About french legislation and FYI:
The purpose of this french law is not protect the french language per se. The purpose is to protect the consumer/citizen from ads or user manuals that would not be written in french and therefore reduce his/her capability to understand the terms and conditions of a contract or just for safety reasons: what if you cannot read and understand how to properly use a risky device ?
It is true that the government documents must be written in french but no more as official senate documents must be written in english I suppose... Can you imagine an american law written in, say, german or swahili ?
French is certainly a dying language (by numbers) as are maybe 90 % of the languages on Earth.
And this is terribly sad thing - from a cultural perspective - because language richness translates to conceptual accuracy and philosophical wealth; reducing the language(s) is reducing our capability to ... think as it is outstandingly described in '1984': to prevent political opposition, the government chose to narrow the capability to think by reducing the number of available words (NovLang).
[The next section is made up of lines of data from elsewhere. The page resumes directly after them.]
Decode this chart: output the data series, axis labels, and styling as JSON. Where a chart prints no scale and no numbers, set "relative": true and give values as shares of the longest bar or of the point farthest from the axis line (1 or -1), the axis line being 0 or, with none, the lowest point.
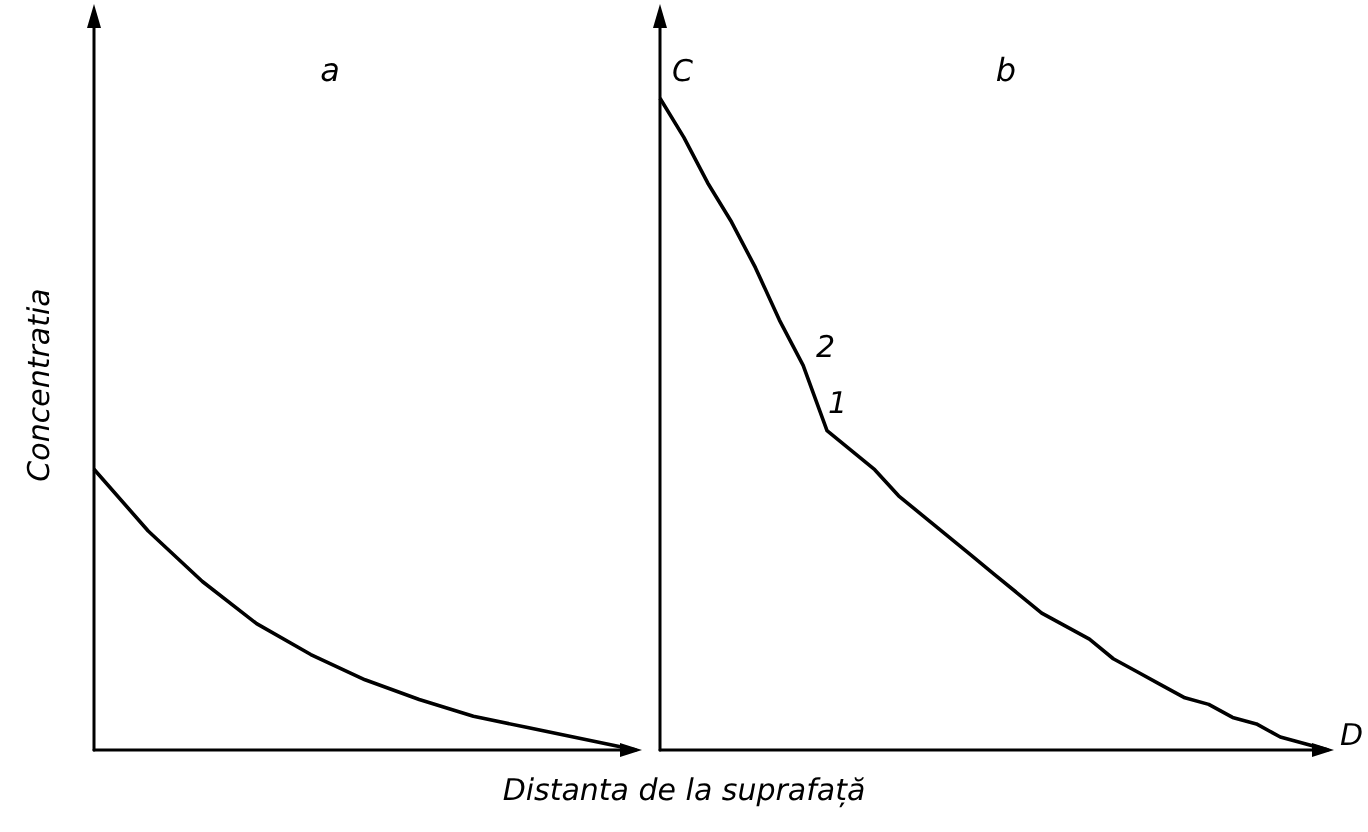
{
  "chart_data": [
    {
      "type": "line",
      "title": "a",
      "ylabel": "Concentratia",
      "xlabel": "Distanta de la suprafață",
      "relative": true,
      "color": "#000000",
      "categories": [
        null,
        null,
        null,
        null,
        null,
        null,
        null,
        null,
        null,
        null,
        null
      ],
      "values": [
        1,
        0.78,
        0.6,
        0.45,
        0.34,
        0.25,
        0.18,
        0.12,
        0.08,
        0.04,
        0
      ]
    },
    {
      "type": "line",
      "title": "b",
      "relative": true,
      "color": "#000000",
      "categories": [
        null,
        null,
        null,
        null,
        null,
        null,
        null,
        null,
        null,
        null,
        null,
        null,
        null,
        null,
        null,
        null,
        null,
        null,
        null,
        null,
        null,
        null,
        null,
        null,
        null,
        null,
        null,
        null,
        null
      ],
      "values": [
        1,
        0.94,
        0.87,
        0.81,
        0.74,
        0.66,
        0.59,
        0.49,
        0.46,
        0.43,
        0.39,
        0.36,
        0.33,
        0.3,
        0.27,
        0.24,
        0.21,
        0.19,
        0.17,
        0.14,
        0.12,
        0.1,
        0.08,
        0.07,
        0.05,
        0.04,
        0.02,
        0.01,
        0
      ],
      "annotations": [
        "C",
        "2",
        "1",
        "D"
      ]
    }
  ]
}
While the internet could have been (and certainly somehow will...) a thrilling opportunity to increase the cultural exchanges, the "free" market which is taking over it will certainly actually decrease them, by pushing everybody towards a common standard that, I am convinced, will not be the highest one...
From this influence, the day-to-day french is acquiring a lot of english words that participate to its enlightment. But as does english with french words ("cliché", "force majeure", "coup", etc.).
If the world ends up only with Mac Do, Disney and Coca-Cola and only them, we will be collectively losing.
That's why, I think, this french law is a good thing.
PS: Please excuse my poor english, which, obviously, is not my mother tongue.